Tuesday, November 02, 2004

Force FRS replication from command line!

Finally – a pre Windows Server 2003 FRS update contains several fixes and an important new command argument to ntfrsutl called forcerepl.

Thursday, October 21, 2004

You Must Rename the SYSVOL Member Object to Rename a Windows Server 2003 Domain Controller

Looking for information about File Replication Service (NTFRS) I found this interesting KB.
In Windows Server 2003, administrators can change the computer name of a Windows Server 2003 domain controller by using My Computer or Netdom.exe, but neither method renames the domain controller's corresponding NTFRSmember object for SYSVOL from the old computer name to the new computer name. The difference between a domain controller's NetBIOS name and the common name for its NTFRSmember object does not break any functionality until a new domain controller is promoted into the forest with the old NetBIOS name of the renamed domain controller. When this behavior occurs, the new domain controller deletes the existing (duplicate) NTFRSmember object and recreates a new NTFRSmember object for itself. The renamed domain controller that originally created the NTFRSMember object ends up without an NTFRSmember object.
Read the rest in this
KB

Wednesday, October 06, 2004

ADModify.NET is here!

Cool new tool from Microsoft – spotted at You Had Me At EHLO...

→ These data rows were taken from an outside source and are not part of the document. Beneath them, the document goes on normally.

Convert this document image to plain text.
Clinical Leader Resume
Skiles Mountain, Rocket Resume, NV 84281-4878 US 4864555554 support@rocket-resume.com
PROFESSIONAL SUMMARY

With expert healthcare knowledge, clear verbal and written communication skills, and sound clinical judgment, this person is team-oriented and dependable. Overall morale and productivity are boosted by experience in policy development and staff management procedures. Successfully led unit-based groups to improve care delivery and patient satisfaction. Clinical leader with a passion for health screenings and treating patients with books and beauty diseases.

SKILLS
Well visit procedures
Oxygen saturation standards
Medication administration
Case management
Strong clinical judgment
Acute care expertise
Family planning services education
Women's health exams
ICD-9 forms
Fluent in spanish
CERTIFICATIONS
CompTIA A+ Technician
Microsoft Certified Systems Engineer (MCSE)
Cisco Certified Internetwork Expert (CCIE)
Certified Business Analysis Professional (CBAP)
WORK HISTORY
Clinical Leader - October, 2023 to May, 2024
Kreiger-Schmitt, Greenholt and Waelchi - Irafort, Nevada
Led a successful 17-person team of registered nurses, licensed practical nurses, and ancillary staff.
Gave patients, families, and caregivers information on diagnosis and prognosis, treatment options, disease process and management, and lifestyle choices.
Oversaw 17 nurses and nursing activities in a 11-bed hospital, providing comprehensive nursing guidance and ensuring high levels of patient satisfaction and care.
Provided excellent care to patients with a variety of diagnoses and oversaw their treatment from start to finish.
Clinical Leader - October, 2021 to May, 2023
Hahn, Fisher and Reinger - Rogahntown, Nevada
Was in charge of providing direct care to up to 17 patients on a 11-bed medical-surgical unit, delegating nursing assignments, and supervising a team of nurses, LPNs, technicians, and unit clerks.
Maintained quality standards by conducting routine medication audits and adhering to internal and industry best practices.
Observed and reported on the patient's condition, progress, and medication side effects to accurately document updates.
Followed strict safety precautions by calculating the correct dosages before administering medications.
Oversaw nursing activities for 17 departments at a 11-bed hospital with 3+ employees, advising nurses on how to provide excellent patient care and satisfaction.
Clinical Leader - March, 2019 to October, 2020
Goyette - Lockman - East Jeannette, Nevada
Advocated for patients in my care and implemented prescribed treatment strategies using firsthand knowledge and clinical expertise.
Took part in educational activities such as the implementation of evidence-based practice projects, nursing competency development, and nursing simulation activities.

ADModify is a tool that was (and is still) developed and maintaned out of our Support Services (aka PSS) team, and was created to make it easier to modify / import / export objects in Active Directory in bulk .... ADModify.NET (v2.0) was written from the ground up using Visual C# .NET 2003. When benchmarked against its predecessor, it made the same modifications in less than half the time. Its new feature set allows administrators to bulk modify any AD attribute from any AD partition with almost limitless flexibility.

Active Directory Data Store Tools and Settings

A quick overview of the tools, registry entries, Group Policy settings, Windows Management Instrumentation (WMI) classes, and network ports that are associated with the data store.